Kirkuk is claimed by some local Kurdish leaders as the "Kurdish Jerusalem," and viewed as the economic and political hub of any future Kurdish entity or state. More immediately, Kurdish officials have reiterated the intention of tens of thousands of Kurds to return to the city after having been driven out under Saddam's policy of "forced Arabization," a program of ethnic cleansing designed to reinforce Baghdad's own claims on the city. But Turkey views Kirkuk as the rightful property of Iraq's tiny Turkman minority, which has close ties to Ankara and whose historic conflict with the Kurds has at times erupted in bloodshed.

The fate of Kirkuk has loomed large in Turkish negotiations with Washington, and, needless to say, there's not much in the Turkish position for the Kurds to love. Their initial response to the suggestion of even a small Turkish buffer zone 15 miles inside Iraqi Kurdistan was to demand that Turkish troops there be placed under U.S. command — a demand rejected by Turkey, and which the U.S. has reportedly been forced by Ankara's resistance to drop. Kurdish leaders have warned that any Turkish troops in Iraqi Kurdistan would be regarded as invaders. In order to forestall the prospect for a clash between the Kurds and Turkey, the U.S. military may be inclined to seize and occupy the town early in the war. While averting a Kurd-Turk battle for the city, that would nonetheless leave the U.S. forced to adjudicate between the competing claims of two of its allies — a dilemma that may capture in microcosm the larger challenge of managing a post-Saddam Iraq.

The recent Afghanistan campaign offered an unhappy precedent of Washington managing the competing claims of rival allies. Mindful of the concerns of Pakistan, the Bush administration had implored the Northern Alliance (traditionally backed by Pakistan's enemies) to stay out of the Afghan capital, Kabul, after the Taliban fled. But in the heat of battle, there was no way of stopping the key U.S. proxy force from pursuing its own agenda against Washington's wishes, helping set the stage for the current unstable equilibrium in post-Taliban Afghanistan. Now, the Kurdish "peshmerga" appear to have copied the Northern Alliance strategy.
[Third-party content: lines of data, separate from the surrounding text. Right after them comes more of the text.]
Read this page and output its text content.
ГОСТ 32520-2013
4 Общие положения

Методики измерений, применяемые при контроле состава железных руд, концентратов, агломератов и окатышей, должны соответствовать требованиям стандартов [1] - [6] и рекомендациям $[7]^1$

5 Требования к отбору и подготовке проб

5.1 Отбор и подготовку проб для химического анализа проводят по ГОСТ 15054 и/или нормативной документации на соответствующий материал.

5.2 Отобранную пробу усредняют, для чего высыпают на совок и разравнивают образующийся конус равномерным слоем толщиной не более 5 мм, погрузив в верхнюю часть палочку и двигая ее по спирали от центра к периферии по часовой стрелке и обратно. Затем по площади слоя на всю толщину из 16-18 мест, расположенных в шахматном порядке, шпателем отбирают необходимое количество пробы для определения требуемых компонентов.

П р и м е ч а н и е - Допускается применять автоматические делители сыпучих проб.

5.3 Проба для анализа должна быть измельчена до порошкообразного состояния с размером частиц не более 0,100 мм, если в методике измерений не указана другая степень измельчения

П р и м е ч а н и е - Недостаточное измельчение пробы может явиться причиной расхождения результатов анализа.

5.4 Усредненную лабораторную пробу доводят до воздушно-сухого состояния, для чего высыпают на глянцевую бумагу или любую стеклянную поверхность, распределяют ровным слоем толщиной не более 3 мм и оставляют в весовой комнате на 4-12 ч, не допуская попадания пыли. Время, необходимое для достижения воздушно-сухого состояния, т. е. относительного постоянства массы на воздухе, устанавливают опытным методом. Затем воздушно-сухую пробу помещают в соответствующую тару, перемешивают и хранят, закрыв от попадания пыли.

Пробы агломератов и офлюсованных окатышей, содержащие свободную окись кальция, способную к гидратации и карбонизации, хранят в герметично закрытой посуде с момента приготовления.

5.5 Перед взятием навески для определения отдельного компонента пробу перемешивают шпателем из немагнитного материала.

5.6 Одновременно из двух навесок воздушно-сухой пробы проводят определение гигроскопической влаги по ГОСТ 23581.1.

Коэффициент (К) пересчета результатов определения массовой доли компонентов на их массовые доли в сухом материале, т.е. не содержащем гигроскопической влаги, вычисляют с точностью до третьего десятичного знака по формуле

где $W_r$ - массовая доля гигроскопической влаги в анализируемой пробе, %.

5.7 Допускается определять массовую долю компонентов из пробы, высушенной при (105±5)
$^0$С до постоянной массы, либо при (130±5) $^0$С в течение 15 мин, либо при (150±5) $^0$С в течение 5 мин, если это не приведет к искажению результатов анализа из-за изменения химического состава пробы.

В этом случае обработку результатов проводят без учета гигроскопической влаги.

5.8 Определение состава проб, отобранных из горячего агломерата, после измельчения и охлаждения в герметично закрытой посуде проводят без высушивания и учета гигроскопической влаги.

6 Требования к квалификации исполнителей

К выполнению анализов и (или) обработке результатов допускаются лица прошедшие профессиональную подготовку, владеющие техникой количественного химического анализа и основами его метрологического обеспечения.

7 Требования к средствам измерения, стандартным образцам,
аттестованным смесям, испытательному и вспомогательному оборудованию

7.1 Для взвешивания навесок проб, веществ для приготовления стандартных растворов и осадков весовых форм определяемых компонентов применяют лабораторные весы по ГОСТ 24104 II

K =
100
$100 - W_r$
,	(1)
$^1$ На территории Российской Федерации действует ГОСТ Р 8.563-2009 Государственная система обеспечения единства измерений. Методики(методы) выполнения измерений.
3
Unlike the 1991 Gulf War whose objective had been to simply restore the Kuwaiti monarchy, an invasion of Iraq to oust Saddam requires that the U.S. actively remakes the Iraqi state. Saddam's regime has brutally suppressed a potentially fearsome array of regional, political and ethnic tensions, many of which can be used to help bring it down. But the nightmare facing any occupying power is how easily it can find itself satisfying no one and making enemies of erstwhile allies. The evolving situation in northern Iraq right now is a reminder that winning the peace in Iraq will almost inevitably be harder than winning the war.